Der BGH hat mit seinem Urteil vom 08.08.2019 (VII ZR 34/18, abrufbar unter folgendem Link), bestätigt durch sein Urteil vom 21.11.2019 (VII ZR 10/19, abrufbar unter folgendem Link), entschieden, dass für die Bemessung des neuen Einheitspreises bei Mehrmengen im Sinne von § 2 Abs. 3 Nr. 2 VOB/B – entgegen der bis dato herrschenden Meinung – nicht die vorkalkulatorische Preisfortschreibung gilt. Demgemäß ist nicht der Grundsatz „Guter Preis bleibt guter Preis und schlechter Preis bleibt schlechter Preis“ anzuwenden.

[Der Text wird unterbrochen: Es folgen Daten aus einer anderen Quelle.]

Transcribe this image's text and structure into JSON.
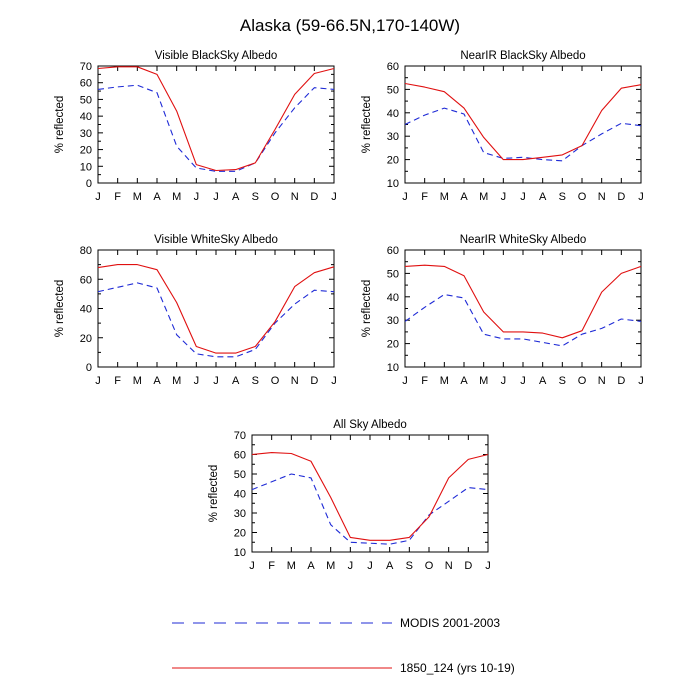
{
  "title": "Alaska (59-66.5N,170-140W)",
  "months": [
    "J",
    "F",
    "M",
    "A",
    "M",
    "J",
    "J",
    "A",
    "S",
    "O",
    "N",
    "D",
    "J"
  ],
  "colors": {
    "modis": "#1f2bd6",
    "model": "#e01010"
  },
  "legend": [
    {
      "key": "modis",
      "label": "MODIS 2001-2003",
      "style": "dashed"
    },
    {
      "key": "model",
      "label": "1850_124 (yrs 10-19)",
      "style": "solid"
    }
  ],
  "chart_data": [
    {
      "type": "line",
      "title": "Visible BlackSky Albedo",
      "xlabel": "",
      "ylabel": "% reflected",
      "ylim": [
        0,
        70
      ],
      "yticks": [
        0,
        10,
        20,
        30,
        40,
        50,
        60,
        70
      ],
      "series": [
        {
          "name": "MODIS 2001-2003",
          "values": [
            56,
            57.5,
            58.5,
            54,
            22,
            9,
            7,
            7,
            12,
            30,
            45,
            57,
            56
          ]
        },
        {
          "name": "1850_124 (yrs 10-19)",
          "values": [
            68.5,
            69.5,
            69.5,
            65,
            43,
            11,
            7.5,
            8,
            12,
            32,
            53,
            65.5,
            68.5
          ]
        }
      ]
    },
    {
      "type": "line",
      "title": "NearIR BlackSky Albedo",
      "xlabel": "",
      "ylabel": "% reflected",
      "ylim": [
        10,
        60
      ],
      "yticks": [
        10,
        20,
        30,
        40,
        50,
        60
      ],
      "series": [
        {
          "name": "MODIS 2001-2003",
          "values": [
            35,
            39,
            42,
            39.5,
            23,
            20.5,
            21,
            20,
            19.5,
            26,
            31,
            35.5,
            34.5
          ]
        },
        {
          "name": "1850_124 (yrs 10-19)",
          "values": [
            52.5,
            51,
            49,
            42,
            29.5,
            20,
            20,
            21,
            22,
            26,
            41,
            50.5,
            52
          ]
        }
      ]
    },
    {
      "type": "line",
      "title": "Visible WhiteSky Albedo",
      "xlabel": "",
      "ylabel": "% reflected",
      "ylim": [
        0,
        80
      ],
      "yticks": [
        0,
        20,
        40,
        60,
        80
      ],
      "series": [
        {
          "name": "MODIS 2001-2003",
          "values": [
            51.5,
            54.5,
            57.5,
            54,
            22,
            9,
            7,
            7,
            12,
            30,
            43,
            52.5,
            51.5
          ]
        },
        {
          "name": "1850_124 (yrs 10-19)",
          "values": [
            68,
            70,
            70,
            66.5,
            44,
            14,
            9.5,
            9.5,
            14,
            31,
            55,
            64.5,
            68.5
          ]
        }
      ]
    },
    {
      "type": "line",
      "title": "NearIR WhiteSky Albedo",
      "xlabel": "",
      "ylabel": "% reflected",
      "ylim": [
        10,
        60
      ],
      "yticks": [
        10,
        20,
        30,
        40,
        50,
        60
      ],
      "series": [
        {
          "name": "MODIS 2001-2003",
          "values": [
            29.5,
            35.5,
            41,
            39.5,
            24,
            22,
            22,
            20.5,
            19,
            24,
            26.5,
            30.5,
            29.5
          ]
        },
        {
          "name": "1850_124 (yrs 10-19)",
          "values": [
            53,
            53.5,
            53,
            49,
            33.5,
            25,
            25,
            24.5,
            22.5,
            25.5,
            42,
            50,
            53
          ]
        }
      ]
    },
    {
      "type": "line",
      "title": "All Sky Albedo",
      "xlabel": "",
      "ylabel": "% reflected",
      "ylim": [
        10,
        70
      ],
      "yticks": [
        10,
        20,
        30,
        40,
        50,
        60,
        70
      ],
      "series": [
        {
          "name": "MODIS 2001-2003",
          "values": [
            42,
            46,
            50,
            48,
            24,
            15,
            14.5,
            14,
            16,
            29,
            36,
            43,
            42
          ]
        },
        {
          "name": "1850_124 (yrs 10-19)",
          "values": [
            60,
            61,
            60.5,
            56.5,
            38,
            17.5,
            16,
            16,
            17.5,
            28,
            48,
            57.5,
            60
          ]
        }
      ]
    }
  ]
}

Vielmehr sind nach der Rechtsprechung des BGH die tatsächlich erforderlichen Kosten zuzüglich angemessener Zuschläge maßgeblich. Offen geblieben ist jedoch die Frage, welche Grundsätze bei der Ermittlung des neuen Einheitspreises von zusätzlichen Leistungen im Sinne von § 2 Abs. 6 VOB/B heranzuziehen sind. Eine Antwort auf diese ebenso spannende wie praxisrelevante Fragestellung liefert nunmehr das aktuelle Urteil des OLG Brandenburg vom 22.04.2020 (11 U 153/18, abrufbar unter folgendem Link). Grund genug, diese wegweisende Entscheidung in einem Blog-Beitrag aufzubereiten!
Was war passiert?
Die Klägerin verlangte von der Beklagten vermeintlich ausstehenden Restwerklohn für an einer Autobahn im Rahmen von unstreitig erfolgten Nachträgen ausgeführte Baumfällarbeiten.

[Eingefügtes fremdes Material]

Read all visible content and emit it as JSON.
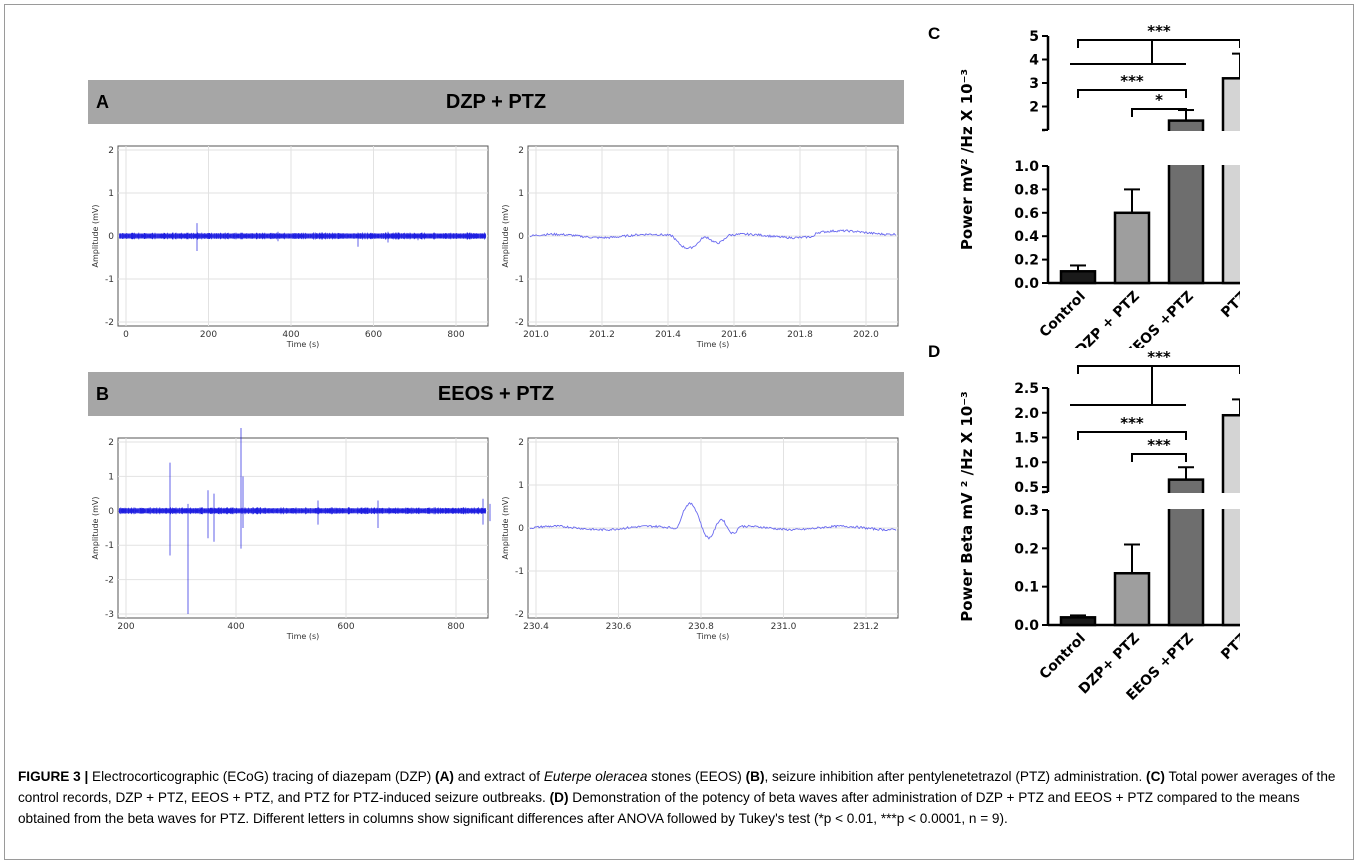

Das LG Neuruppin entschied mit Urteil vom 28.03.2018 (31 O 40/16), dass die Beklagte keinen Anspruch auf Vergütung aus Nachträgen für die zusätzlichen Baumfällarbeiten habe. Es könne offen bleiben, ob die Positionen im Einzelnen auf einem veränderten Bausoll im Sinne von § 2 Abs. 5 bzw. Abs. 6 VOB/B beruhten oder ob es sich um schlichte Mehrmengen handele. Unter Berücksichtigung aller Umstände sei der Vertrag dahingehend auszulegen, dass die Baumfällarbeiten nicht über die bereits erfolgten Zahlungen der Beklagten hinaus zu vergüten seien. Vielmehr ergebe sich, dass die Rückvergütung für gerodetes Holz Grundlage der Preisermittlung der Urkalkulation gewesen sei. Dementsprechend sei auch der Einheitspreis der Nachtragsleistungen entsprechend dieser Preisermittlungsgrundlage zu bilden. In der Branche, in der die Klägerin tätig sei, finde üblicherweise eine Wiederverwertung statt, die regelmäßig nicht unerhebliche Einnahmen mit sich bringe. Daher sei die Wiederverwertung in den Einheitspreis einzukalkulieren gewesen, zumal gemäß Leistungsbeschreibung und Leistungsverzeichnis das gerodete Räumgut in das Eigentum des Auftragnehmers übergehe und anfallende Kosten, z. B. für die Entsorgung, in den Einheitspreis einzukalkulieren gewesen seien. Die Verwertung des Holzes sei lediglich eine Obliegenheit des Auftragnehmers, der hierfür die Rückvergütung erhalte. Der Klägerin bliebe es daher unbenommen, durch erhöhte Mehrmengen abgeschlagenen Holzes höhere Rückvergütungen zu generieren.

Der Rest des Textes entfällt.